Single women unlawfully excluded from IVF treatment
A survey conducted by women’s magazine ‘Opzij’ showed that single women are refused IVF treatment at 19 out of the 39 Dutch hospitals they researched, indicating discrimination. They are often told to go somewhere else with better facilities like a sperm bank or with counselling to avoid telling them flat out they won’t treat single women. The hospitals’ moral view is often that ‘a child should have two parents’, but it is illegal to refuse someone based on their single ‘lifestyle’. On the other hand, a history of abuse or addiction is a good reason to refuse treatment to someone.
Frank Broekmans of the Dutch association of gynaecologists and obstetrician says hospitals that refuse to perform IVF are not acting unlawfully because enough hospitals can cater to single women and it’s not necessary medical attention. He also believes a child is not well-served by having only one parent, but again, that’s discrimination even if it is a widely-held belief.

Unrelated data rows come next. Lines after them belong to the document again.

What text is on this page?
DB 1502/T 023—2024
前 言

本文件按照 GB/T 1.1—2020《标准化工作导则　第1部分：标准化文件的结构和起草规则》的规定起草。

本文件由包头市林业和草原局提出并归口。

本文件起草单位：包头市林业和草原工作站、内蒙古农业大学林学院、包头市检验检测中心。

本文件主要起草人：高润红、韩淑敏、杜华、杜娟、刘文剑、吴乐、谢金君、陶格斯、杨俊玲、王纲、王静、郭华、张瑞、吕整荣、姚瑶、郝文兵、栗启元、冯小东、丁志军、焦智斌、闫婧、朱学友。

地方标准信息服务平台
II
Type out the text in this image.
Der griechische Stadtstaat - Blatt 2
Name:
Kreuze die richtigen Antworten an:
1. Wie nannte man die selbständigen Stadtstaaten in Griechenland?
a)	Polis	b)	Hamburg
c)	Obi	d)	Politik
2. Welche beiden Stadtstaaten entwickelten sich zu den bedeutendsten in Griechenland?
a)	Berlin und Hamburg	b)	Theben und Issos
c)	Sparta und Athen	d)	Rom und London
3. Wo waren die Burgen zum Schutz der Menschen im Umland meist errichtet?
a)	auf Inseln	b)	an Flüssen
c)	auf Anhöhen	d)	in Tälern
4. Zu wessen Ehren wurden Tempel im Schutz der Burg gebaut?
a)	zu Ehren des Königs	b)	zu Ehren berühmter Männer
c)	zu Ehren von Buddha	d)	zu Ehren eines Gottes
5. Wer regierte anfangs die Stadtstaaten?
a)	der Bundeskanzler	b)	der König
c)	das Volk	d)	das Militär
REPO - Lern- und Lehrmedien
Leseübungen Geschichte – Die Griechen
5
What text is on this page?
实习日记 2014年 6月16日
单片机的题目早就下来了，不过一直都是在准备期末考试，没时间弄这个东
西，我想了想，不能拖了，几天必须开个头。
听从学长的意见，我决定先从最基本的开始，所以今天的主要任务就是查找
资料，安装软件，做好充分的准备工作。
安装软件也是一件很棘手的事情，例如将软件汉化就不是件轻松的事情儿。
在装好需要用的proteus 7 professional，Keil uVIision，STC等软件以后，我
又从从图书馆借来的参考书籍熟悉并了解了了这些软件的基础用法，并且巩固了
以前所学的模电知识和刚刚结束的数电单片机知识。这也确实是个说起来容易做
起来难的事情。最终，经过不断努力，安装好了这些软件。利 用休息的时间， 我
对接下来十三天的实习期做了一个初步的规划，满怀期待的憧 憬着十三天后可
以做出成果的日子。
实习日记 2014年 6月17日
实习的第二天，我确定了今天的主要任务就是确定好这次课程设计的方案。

Bart Fauser of the UMC Utrecht hospital, the same hospital where Broekmans works and the most friendly towards single women looking for IVF treatment, says that there is no scientific proof that children of a single parent have a worse time of it. Once Fauser tried to screen a couple before an IVF treatment and he was heavily criticised, leading him to believe that couples always seem to have the right to decide what’s best for them, but not single women.
All I know is that Belgium has more IVF clinics, and like for many procedures including childbirth (if I can continue to believe the people around me), Dutch residents cross the border to get treated without the hassles they experience in the Netherlands.